Hotel Guyon

 

* Paul Tough, a contributing writer to the New York Times Magazine, wrote one of the best pieces on new approaches to poverty (specifically, approaching it as a public-health problem) I've read in awhile: "The Poverty Clinic" (scroll down) for the New Yorker last year. He's back with another excellent piece that raises, and also tries to answer, a question that's been on the minds of a lot of people: why isn't Obama saying anything about poverty, and is he actually doing anything about it? Tough begins in Roseland and expands outward to Obama's presidency, raising points I touched on about the changing nature of welfare a little while back.

And while it is true that the Census Bureau’s official poverty figures have grown steadily worse under Obama, rising to 15.1 percent of Americans under the poverty line in 2010 from 13.2 percent in 2008, those dismal numbers come with a significant caveat. When government statisticians calculate the poverty rate, they include only cash income. And over the last two decades, and especially during the Obama administration, the way the federal government gives aid to poor people has shifted away from cash transfers toward noncash transfers — food stamps, Medicaid subsidies, housing vouchers — none of which are included in a family’s income for the purposes of poverty statistics. If you do count food stamps and other noncash aid, the poverty rate has, according to some calculations, not gone up much at all during the Obama administration, during the worst economic crisis in 70 years. That is a remarkable accomplishment. When I asked William Julius Wilson last month for his thoughts on the current administration’s antipoverty efforts, he said that Obama had “done more for lower-income Americans than any president since Lyndon Baines Johnson.”

Tough seems implicitly critical of the administration's lack of a "sustained committment," to use the president's own words, and the kind of deep, comprehensive targeting he found in researching "The Poverty Clinic"; he mentions only the administration's controversial education policies as another front in its approach to poverty. But the administration's focus on its signature accomplishment, health care reform, is important: antipoverty programs cost money, and checking the rise in the government's health-care costs are necessary to free up space in a tight budget (besides its immediate effects on the lower-middle-class and impoverished Americans).

Anyway, it's a thoughtful piece that puts the administration's successes and failures with regards to poverty in historical context—both America's and Obama's.

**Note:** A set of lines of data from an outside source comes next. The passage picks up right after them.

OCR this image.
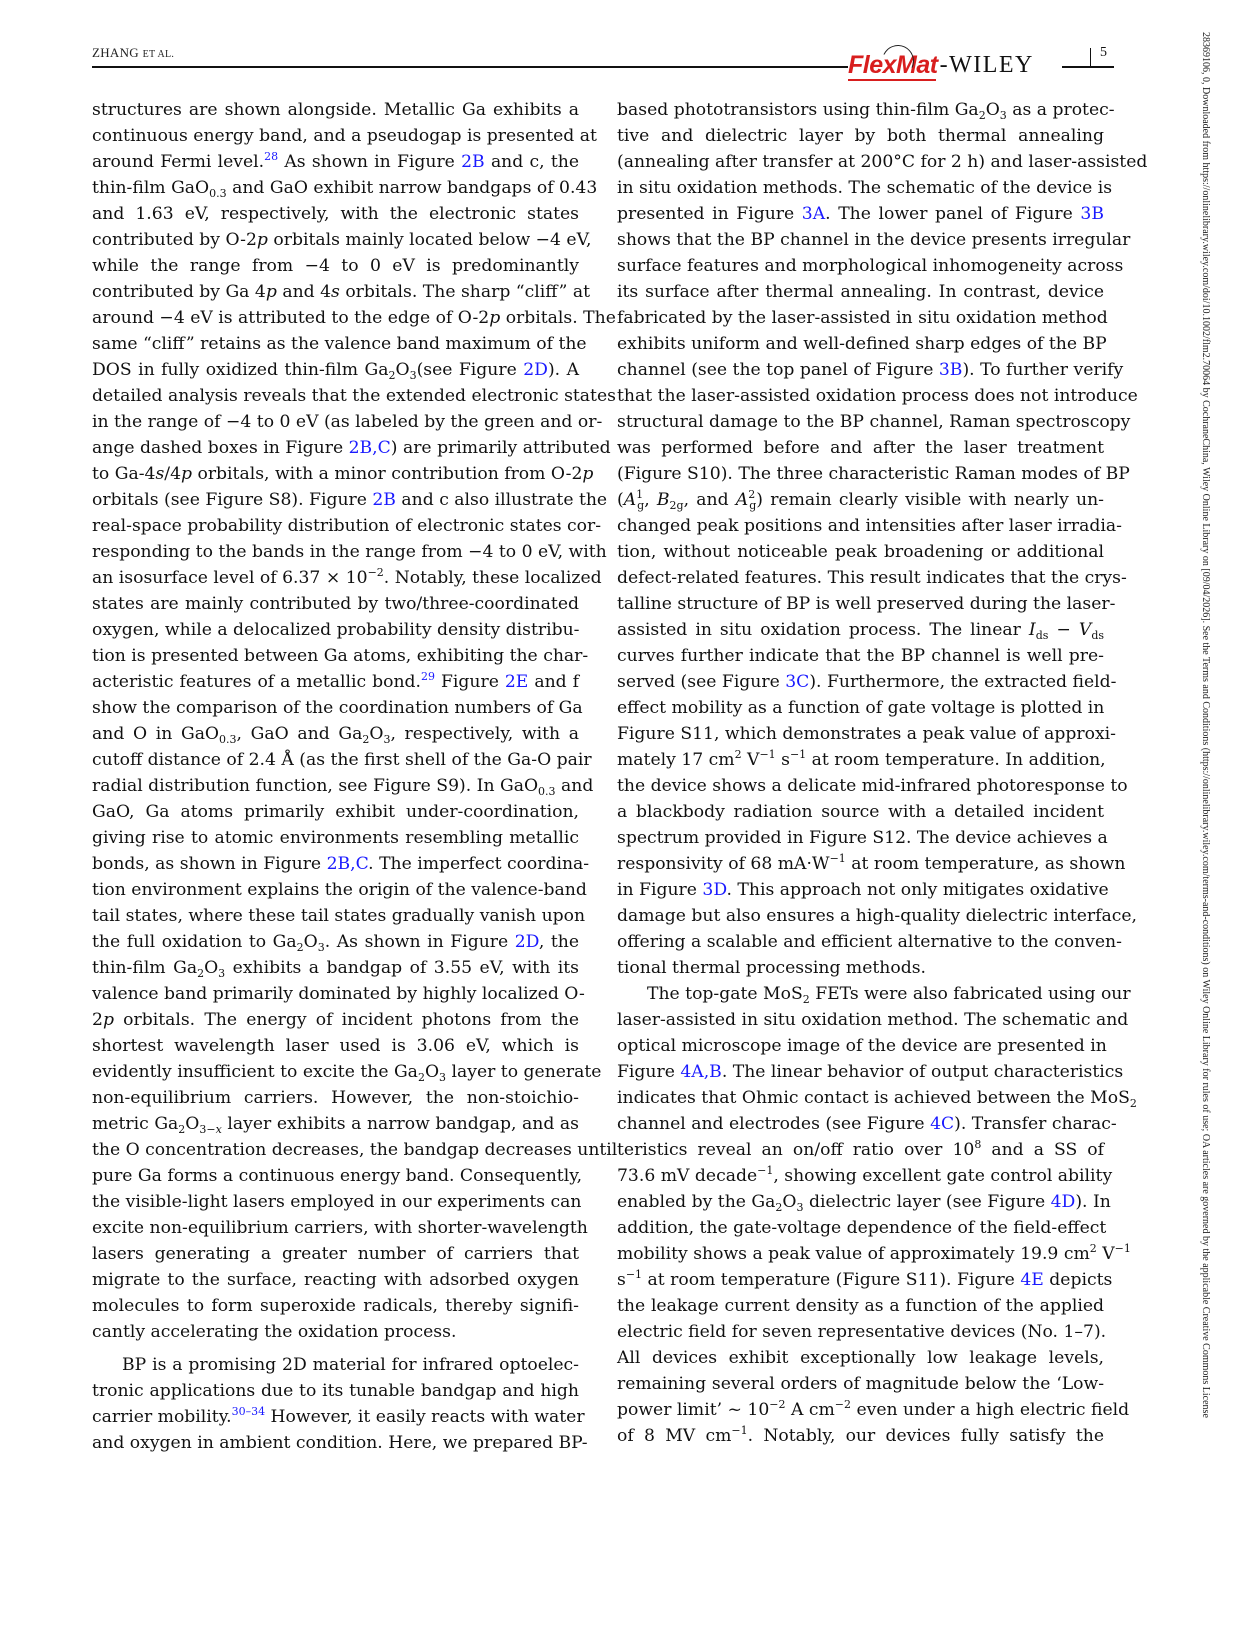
ZHANG ET AL.	FlexMat -WILEY	5	28369106, 0, Downloaded from https://onlinelibrary.wiley.com/doi/10.1002/flm2.70064 by CochraneChina, Wiley Online Library on [09/04/2026]. See the Terms and Conditions (https://onlinelibrary.wiley.com/terms-and-conditions) on Wiley Online Library for rules of use; OA articles are governed by the applicable Creative Commons License
structures are shown alongside. Metallic Ga exhibits a
continuous energy band, and a pseudogap is presented at
around Fermi level.$^{28}$ As shown in Figure 2B and c, the
thin-film GaO$_{0.3}$ and GaO exhibit narrow bandgaps of 0.43
and 1.63 eV, respectively, with the electronic states
contributed by O-2p orbitals mainly located below −4 eV,
while the range from −4 to 0 eV is predominantly
contributed by Ga 4p and 4s orbitals. The sharp “cliff” at
around −4 eV is attributed to the edge of O-2p orbitals. The
same “cliff” retains as the valence band maximum of the
DOS in fully oxidized thin-film $Ga_2O_3(see$ Figure 2D). A
detailed analysis reveals that the extended electronic states
in the range of −4 to 0 eV (as labeled by the green and or-
ange dashed boxes in Figure 2B,C) are primarily attributed
to Ga-4s/4p orbitals, with a minor contribution from O-2p
orbitals (see Figure S8). Figure 2B and c also illustrate the
real-space probability distribution of electronic states cor-
responding to the bands in the range from −4 to 0 eV, with
an isosurface level of $6.37 \times 10^{-2}$. Notably, these localized
states are mainly contributed by two/three-coordinated
oxygen, while a delocalized probability density distribu-
tion is presented between Ga atoms, exhibiting the char-
acteristic features of a metallic bond.$^{29}$ Figure 2E and f
show the comparison of the coordination numbers of Ga
and O in GaO$_{0.3}$, GaO and $Ga_2O_3$, respectively, with a
cutoff distance of 2.4 Å (as the first shell of the Ga-O pair
radial distribution function, see Figure S9). In GaO$_{0.3}$ and
GaO, Ga atoms primarily exhibit under-coordination,
giving rise to atomic environments resembling metallic
bonds, as shown in Figure 2B,C. The imperfect coordina-
tion environment explains the origin of the valence-band
tail states, where these tail states gradually vanish upon
the full oxidation to $Ga_2O_3$. As shown in Figure 2D, the
thin-film $Ga_2O_3$ exhibits a bandgap of 3.55 eV, with its
valence band primarily dominated by highly localized O-
2p orbitals. The energy of incident photons from the
shortest wavelength laser used is 3.06 eV, which is
evidently insufficient to excite the $Ga_2O_3$ layer to generate
non-equilibrium carriers. However, the non-stoichio-
metric $Ga_2O_{3-x}$ layer exhibits a narrow bandgap, and as
the O concentration decreases, the bandgap decreases until
pure Ga forms a continuous energy band. Consequently,
the visible-light lasers employed in our experiments can
excite non-equilibrium carriers, with shorter-wavelength
lasers generating a greater number of carriers that
migrate to the surface, reacting with adsorbed oxygen
molecules to form superoxide radicals, thereby signifi-
cantly accelerating the oxidation process.
BP is a promising 2D material for infrared optoelec-
tronic applications due to its tunable bandgap and high
carrier mobility.$^{30-34}$ However, it easily reacts with water
and oxygen in ambient condition. Here, we prepared BP-
based phototransistors using thin-film $Ga_2O_3$ as a protec-
tive and dielectric layer by both thermal annealing
(annealing after transfer at 200°C for 2 h) and laser-assisted
in situ oxidation methods. The schematic of the device is
presented in Figure 3A. The lower panel of Figure 3B
shows that the BP channel in the device presents irregular
surface features and morphological inhomogeneity across
its surface after thermal annealing. In contrast, device
fabricated by the laser-assisted in situ oxidation method
exhibits uniform and well-defined sharp edges of the BP
channel (see the top panel of Figure 3B). To further verify
that the laser-assisted oxidation process does not introduce
structural damage to the BP channel, Raman spectroscopy
was performed before and after the laser treatment
(Figure S10). The three characteristic Raman modes of BP
($A^1_g$, $B_{2g}$, and $A^2_g$) remain clearly visible with nearly un-
changed peak positions and intensities after laser irradia-
tion, without noticeable peak broadening or additional
defect-related features. This result indicates that the crys-
talline structure of BP is well preserved during the laser-
assisted in situ oxidation process. The linear $I_{ds} - V_{ds}$
curves further indicate that the BP channel is well pre-
served (see Figure 3C). Furthermore, the extracted field-
effect mobility as a function of gate voltage is plotted in
Figure S11, which demonstrates a peak value of approxi-
mately 17 $cm^2$ $V^{-1}$ $s^{-1}$ at room temperature. In addition,
the device shows a delicate mid-infrared photoresponse to
a blackbody radiation source with a detailed incident
spectrum provided in Figure S12. The device achieves a
responsivity of 68 $mA\cdot W^{-1}$ at room temperature, as shown
in Figure 3D. This approach not only mitigates oxidative
damage but also ensures a high-quality dielectric interface,
offering a scalable and efficient alternative to the conven-
tional thermal processing methods.
The top-gate MoS$_2$ FETs were also fabricated using our
laser-assisted in situ oxidation method. The schematic and
optical microscope image of the device are presented in
Figure 4A,B. The linear behavior of output characteristics
indicates that Ohmic contact is achieved between the MoS$_2$
channel and electrodes (see Figure 4C). Transfer charac-
teristics reveal an on/off ratio over $10^8$ and a SS of
73.6 mV decade$^{-1}$, showing excellent gate control ability
enabled by the $Ga_2O_3$ dielectric layer (see Figure 4D). In
addition, the gate-voltage dependence of the field-effect
mobility shows a peak value of approximately 19.9 $cm^2$ $V^{-1}$
$s^{-1}$ at room temperature (Figure S11). Figure 4E depicts
the leakage current density as a function of the applied
electric field for seven representative devices (No. 1–7).
All devices exhibit exceptionally low leakage levels,
remaining several orders of magnitude below the ‘Low-
power limit’ ~ $10^{-2}$ A $cm^{-2}$ even under a high electric field
of 8 MV $cm^{-1}$. Notably, our devices fully satisfy the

* Megan Cottrell has a piece on an odd, frustrating fight between a Section 8 recipient, a 52-year-old grandmother who works two jobs and is trying to stay in her home, and… well, it's kind of hard to tell. It's also difficult to summarize: she leased a house on which the mortgage hadn't been paid; the lawyer of its owners didn't tell her when it went into foreclosure (which is legal outside of the city); and got evicted when Freddie Mac took over the house. It's hard enough to fight the bureaucracy; what do you do when you don't know which bureaucracy to fight?

The whole problem was a bit maddening to Coleman. Freddie Mac is owned by the government, the taxpayers. Housing subsidies are paid by the government, the taxpayers. Couldn't these two organizations just put their heads together and work out something, instead of paying lawyers to evict her?

Short answer, no. And she had to hire a lawyer.

* On the other side of the financial spectrum, here's the latest from MF Global and its missing $1 billion:

After 10 months of stitching together evidence on the firm’s demise, criminal investigators are concluding that chaos and porous risk controls at the firm, rather than fraud, allowed the money to disappear, according to people involved in the case.

In other words, MF Global's bet went bad and they threw whatever money they could find at it—and if it's determined that they had no idea whose money it was, it's not criminal. There's still a Chicago-based employee who could be a target, but she won't talk without immunity.